Planteijdt und Knab stellen im Goldschmiedehaus aus

Schmuckstücke für den zweiten Blick

Hanau - Ganz unterschiedlich sind die Arbeiten der beiden Goldschmiedinnen Ulrike Knab und Annelies Planteijdt, die ab Sonntag im Rahmen einer neuen Ausstellung im Goldsaal des Deutschen Goldschmiedehauses am Altstädter Markt zu sehen sein werden. Von Dieter Kögel 

Aus ausrangierten Materialien arrangiert Ulrike Knab ihre Schmuckstücke.

Doch die Grundideen für die Gestaltung sind durchaus verwandt: Eine neue Bestimmung finden für Form und/oder Material, und diese in einem kreativen künstlerischen Prozess zum Ausdruck bringen. Wie Grundrisse von Räumen oder wie kartierte Stadtansichten aus der Vogelperspektive wirken viele der fragilen Ketten aus Edelmetall aus der Werkstatt von Annelies Planteijdt. Statisch aufgebahrt offenbaren sie zunächst eine strenge Geometrie. Doch die aus vielen kleinen Teilen zusammengesetzten und an Scharnieren beweglich gehaltenen Segmente entwickeln in dem Moment ein Eigenleben, in dem sie angehoben werden. „Dann kommt das alles in Fluss,“ sagt Annelies Planteijdt. Und die Kette bleibt im dauernden Fluss, solange der Träger sich mit ihr bewegt, ändert ständig ihre äußere Erscheinung, präsentiert sich ständig in neuem Licht. Bis sie, abgelegt und entsprechend gefaltet, wieder eindimensional erscheint.

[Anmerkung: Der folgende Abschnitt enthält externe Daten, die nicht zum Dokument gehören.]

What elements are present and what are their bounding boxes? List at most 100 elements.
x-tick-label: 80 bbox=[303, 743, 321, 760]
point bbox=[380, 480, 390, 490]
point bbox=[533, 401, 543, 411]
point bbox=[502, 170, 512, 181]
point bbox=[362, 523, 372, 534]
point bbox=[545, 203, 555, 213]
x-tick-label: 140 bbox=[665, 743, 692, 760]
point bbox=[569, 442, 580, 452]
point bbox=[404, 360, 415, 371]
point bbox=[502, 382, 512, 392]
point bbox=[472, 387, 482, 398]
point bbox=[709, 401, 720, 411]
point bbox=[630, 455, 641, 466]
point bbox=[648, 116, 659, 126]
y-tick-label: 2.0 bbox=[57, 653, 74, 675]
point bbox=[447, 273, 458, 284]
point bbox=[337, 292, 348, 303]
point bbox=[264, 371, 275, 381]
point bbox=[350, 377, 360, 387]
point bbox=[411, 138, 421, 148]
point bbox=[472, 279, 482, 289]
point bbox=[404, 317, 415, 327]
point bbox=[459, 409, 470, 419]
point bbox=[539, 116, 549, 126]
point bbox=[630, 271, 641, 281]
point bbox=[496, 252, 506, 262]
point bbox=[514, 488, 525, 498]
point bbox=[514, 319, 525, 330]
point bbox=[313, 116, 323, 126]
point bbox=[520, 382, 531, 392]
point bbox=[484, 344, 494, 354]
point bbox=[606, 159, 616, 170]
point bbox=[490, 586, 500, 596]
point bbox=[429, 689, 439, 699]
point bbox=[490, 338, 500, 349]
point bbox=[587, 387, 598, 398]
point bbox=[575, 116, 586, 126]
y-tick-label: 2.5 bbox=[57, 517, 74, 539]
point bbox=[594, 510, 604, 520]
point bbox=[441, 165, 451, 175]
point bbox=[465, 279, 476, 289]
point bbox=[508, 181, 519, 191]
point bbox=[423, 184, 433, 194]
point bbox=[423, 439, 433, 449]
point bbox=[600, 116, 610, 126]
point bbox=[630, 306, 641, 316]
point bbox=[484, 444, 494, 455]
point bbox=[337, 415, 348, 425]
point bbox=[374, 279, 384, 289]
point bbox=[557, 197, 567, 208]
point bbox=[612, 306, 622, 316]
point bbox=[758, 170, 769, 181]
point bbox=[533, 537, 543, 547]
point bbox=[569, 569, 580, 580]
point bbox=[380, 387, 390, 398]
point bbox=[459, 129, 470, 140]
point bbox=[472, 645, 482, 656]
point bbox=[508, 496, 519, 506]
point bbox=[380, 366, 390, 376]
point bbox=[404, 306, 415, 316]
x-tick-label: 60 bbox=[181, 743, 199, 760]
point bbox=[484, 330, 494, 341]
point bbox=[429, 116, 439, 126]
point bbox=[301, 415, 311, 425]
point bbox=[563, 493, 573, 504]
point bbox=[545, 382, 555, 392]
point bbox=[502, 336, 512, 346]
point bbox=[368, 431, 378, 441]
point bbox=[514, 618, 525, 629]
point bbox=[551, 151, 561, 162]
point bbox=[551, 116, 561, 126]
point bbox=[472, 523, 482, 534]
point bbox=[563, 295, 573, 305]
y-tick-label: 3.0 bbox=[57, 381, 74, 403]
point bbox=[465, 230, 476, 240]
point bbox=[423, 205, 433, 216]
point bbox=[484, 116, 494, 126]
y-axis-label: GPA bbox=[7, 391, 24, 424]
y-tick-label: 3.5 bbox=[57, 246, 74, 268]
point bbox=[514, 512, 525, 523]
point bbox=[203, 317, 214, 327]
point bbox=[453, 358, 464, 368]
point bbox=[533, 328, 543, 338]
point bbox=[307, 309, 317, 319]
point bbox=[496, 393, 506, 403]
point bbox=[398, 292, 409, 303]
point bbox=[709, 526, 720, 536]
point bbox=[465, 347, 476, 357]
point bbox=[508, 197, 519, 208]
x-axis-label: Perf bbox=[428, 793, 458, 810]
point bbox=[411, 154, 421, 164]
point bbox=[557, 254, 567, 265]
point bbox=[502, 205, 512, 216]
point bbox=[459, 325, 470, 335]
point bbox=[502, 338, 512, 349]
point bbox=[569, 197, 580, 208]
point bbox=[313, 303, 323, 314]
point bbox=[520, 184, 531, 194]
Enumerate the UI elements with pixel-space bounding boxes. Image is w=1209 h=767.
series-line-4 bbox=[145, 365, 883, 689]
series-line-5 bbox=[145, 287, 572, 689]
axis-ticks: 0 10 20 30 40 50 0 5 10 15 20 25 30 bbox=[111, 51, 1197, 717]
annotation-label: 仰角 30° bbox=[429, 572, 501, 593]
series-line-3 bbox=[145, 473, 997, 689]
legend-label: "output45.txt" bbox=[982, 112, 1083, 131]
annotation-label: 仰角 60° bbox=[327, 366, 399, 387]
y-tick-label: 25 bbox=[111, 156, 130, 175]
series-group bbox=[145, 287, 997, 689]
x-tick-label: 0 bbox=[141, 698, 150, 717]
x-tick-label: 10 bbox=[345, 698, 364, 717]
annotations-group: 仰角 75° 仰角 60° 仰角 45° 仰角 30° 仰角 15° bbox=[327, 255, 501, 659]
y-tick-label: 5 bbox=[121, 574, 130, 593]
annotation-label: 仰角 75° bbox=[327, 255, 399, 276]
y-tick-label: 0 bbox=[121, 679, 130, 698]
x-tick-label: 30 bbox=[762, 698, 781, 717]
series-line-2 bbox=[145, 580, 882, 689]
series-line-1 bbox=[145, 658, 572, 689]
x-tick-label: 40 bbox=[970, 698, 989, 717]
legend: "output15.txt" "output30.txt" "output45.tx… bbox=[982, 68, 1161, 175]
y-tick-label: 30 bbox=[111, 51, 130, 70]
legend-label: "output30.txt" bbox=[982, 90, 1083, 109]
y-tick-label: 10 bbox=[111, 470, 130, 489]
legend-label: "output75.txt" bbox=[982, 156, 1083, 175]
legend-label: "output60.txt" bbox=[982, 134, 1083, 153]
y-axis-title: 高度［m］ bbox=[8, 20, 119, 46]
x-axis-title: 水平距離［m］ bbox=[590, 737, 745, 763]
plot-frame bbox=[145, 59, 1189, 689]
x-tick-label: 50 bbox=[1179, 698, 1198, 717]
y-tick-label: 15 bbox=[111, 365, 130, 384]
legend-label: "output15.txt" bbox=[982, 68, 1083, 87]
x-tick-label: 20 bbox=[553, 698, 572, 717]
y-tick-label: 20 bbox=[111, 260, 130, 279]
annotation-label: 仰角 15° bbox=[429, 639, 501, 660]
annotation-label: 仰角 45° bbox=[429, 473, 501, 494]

„Beautiful City – Schöne Stadt“ nennt die Goldschmiedin ihre im Jahr 2000 begonnene Werkreihe, die von den urbanen Strukturen inspiriert ist. Aber auch von molekularen Strukturen, die dem Auge im Normalfall verborgen bleiben. Planteijdt macht sie mit ihrer Kunst sichtbar, verhilft ihnen in ihren Schmuckkreationen zu einem spannenden Eigenleben. Die „Bunte Welten“ von Ulrike Knab sind im Gegensatz zu den Arbeiten von Annelies Planteijdt auf den ersten Blick eher als Schmuck auszumachen. Doch auch hier ist es erst der zweite, eingehendere Blick, der die kleinen Geheimnisse der Stücke offenbart. Knab, die ihre Ausbildung an der Hanauer Zeichenakademie absolviert hat, ist Sammlerin, klaubt keramische Scherben ebenso auf wie andere für sie interessante Fundsachen, sie kauft Bestände an Miniaturfiguren aus alter Handwerkskunst auf, verwendet Verworfenes, Aussortiertes, und fügt es neu zusammen. Zu Ketten, zu Ansteckschmuck. Mit Motivteilen auf den kleinen, verarbeiteten Scherben, die der Fantasie Tür und Tor öffnen, wie Tasse, Kanne, Kachel oder anderes irgendwann mal in ihrer Gesamtheit ausgesehen haben mögen. Schmuck mit seinen Geheimnissen, der aber auch hohen ästhetischen Reiz hat, wenn diese im Verborgenen bleiben.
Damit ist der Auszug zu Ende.